More than a century ago, Dr. Magnus Hirschfeld, dubbed the “Einstein of Sex,” grew famous (and infamous) for his liberating theory of sexual relativity. Today, he’s been largely forgotten.
Journalist Daniel Brook retraces Hirschfeld’s rollicking life and reinvigorates his legacy, recovering one of the great visionaries of the twentieth century. In an era when gay sex was a crime and gender roles rigid, Hirschfeld taught that each of us is their own unique mixture of masculinity and femininity. Through his public advocacy for gay rights and his private counseling of patients toward self-acceptance, he became the intellectual impresario of Berlin’s cabaret scene and helped turn his hometown into the world’s queer capital. But he also enraged the Nazis, who ransacked his Institute for Sexual Science and burned his books
Driven from his homeland, Hirschfeld traveled to America, Asia, and the Middle East to research sexuality on a global scale. Through his harrowing lived experience of antisemitic persecution and a pivotal late-in-life interracial romance, he came to see that race, like gender, was a human invention. Hirschfeld spent his final years in exile trying to warn the world of the genocidal dangers of racism.
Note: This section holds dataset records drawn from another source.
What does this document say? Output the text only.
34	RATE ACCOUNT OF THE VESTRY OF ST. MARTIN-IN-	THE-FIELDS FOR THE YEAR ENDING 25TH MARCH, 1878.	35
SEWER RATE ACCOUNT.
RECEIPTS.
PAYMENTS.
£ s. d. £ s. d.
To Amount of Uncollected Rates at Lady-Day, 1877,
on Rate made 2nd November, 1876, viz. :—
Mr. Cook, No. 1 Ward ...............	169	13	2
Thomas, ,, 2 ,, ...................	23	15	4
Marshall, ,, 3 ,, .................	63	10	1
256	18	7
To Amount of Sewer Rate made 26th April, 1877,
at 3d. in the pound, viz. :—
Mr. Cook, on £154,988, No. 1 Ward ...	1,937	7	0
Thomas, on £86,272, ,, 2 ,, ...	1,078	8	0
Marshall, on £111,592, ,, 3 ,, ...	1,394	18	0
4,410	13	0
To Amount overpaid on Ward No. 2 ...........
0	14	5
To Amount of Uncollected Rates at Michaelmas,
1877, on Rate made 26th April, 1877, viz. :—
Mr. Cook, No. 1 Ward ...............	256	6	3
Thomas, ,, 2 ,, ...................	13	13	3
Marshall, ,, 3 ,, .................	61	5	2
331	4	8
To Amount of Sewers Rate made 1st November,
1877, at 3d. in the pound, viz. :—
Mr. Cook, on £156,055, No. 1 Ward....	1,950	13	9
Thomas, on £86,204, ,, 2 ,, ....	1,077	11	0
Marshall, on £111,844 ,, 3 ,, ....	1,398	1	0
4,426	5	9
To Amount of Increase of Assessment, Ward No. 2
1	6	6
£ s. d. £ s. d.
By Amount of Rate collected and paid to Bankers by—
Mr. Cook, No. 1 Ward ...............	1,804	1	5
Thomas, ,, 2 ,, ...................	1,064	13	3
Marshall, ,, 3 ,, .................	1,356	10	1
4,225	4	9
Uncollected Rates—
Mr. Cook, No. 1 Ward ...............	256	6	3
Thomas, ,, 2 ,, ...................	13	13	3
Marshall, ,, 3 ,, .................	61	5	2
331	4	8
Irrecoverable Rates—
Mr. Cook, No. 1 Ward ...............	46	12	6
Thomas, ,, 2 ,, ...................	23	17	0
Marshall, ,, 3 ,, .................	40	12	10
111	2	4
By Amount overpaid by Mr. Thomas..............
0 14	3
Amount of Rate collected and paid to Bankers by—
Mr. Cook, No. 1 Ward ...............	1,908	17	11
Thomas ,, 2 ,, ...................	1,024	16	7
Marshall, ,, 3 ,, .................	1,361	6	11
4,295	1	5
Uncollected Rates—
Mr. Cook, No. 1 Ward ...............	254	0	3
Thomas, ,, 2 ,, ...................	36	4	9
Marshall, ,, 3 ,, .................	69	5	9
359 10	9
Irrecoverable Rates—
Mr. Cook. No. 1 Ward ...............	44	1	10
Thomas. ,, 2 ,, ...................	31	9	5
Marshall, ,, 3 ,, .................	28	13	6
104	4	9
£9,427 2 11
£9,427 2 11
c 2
Rich in passion and intellect, The Einstein of Sex at last brings together this unsung icon’s work on sexuality, gender, and race and recovers the visionary who first saw beyond the binaries. A century after his groundbreaking work—as the fights for personal freedom and societal acceptance rage on—Hirschfeld’s gift for thinking beyond the confines of his world has much to teach us
PUBLISHERS WEEKLY
This vital biography from journalist Brook (The Accident of Color) shines a light on forward-thinking German physician Magnus Hirschfeld, who was born in 1868. As a gay Jewish boy in Kolberg, Prussia, Hirschfeld grew up amid a rising tide of bigotry; Germany criminalized homosexuality in 1871 and Christian conservative groups petitioned to repeal the country's religious freedom law in 1880. After earning his medical degree in 1892, Hirschfeld moved to Chicago and immersed himself in the city's queer scene. His experiences there informed the theories he published after returning to Germany two years later. He argued that homosexuality was an innate quality and that gender existed on a spectrum, claiming that there are millions of ways in which masculinity and femininity might present in individuals. By the 1930s, such heterodox thinking, as well as his Jewish ancestry, put him in the crosshairs of Nazis who burned his books and ransacked his Institute for Sexual Science. Exiled to France in 1932, Hirschfeld died of natural causes three years later. Brook's elegant elucidation of Hirschfeld's theories proves that there's nothing new about the idea that gender and sexuality exist on a spectrum, and the chilling account of the persecution Hirschfeld faced shows the disturbing ways in which authoritarian leaders stigmatize queerness. This will stick with readers long after they finish the last page. Photos.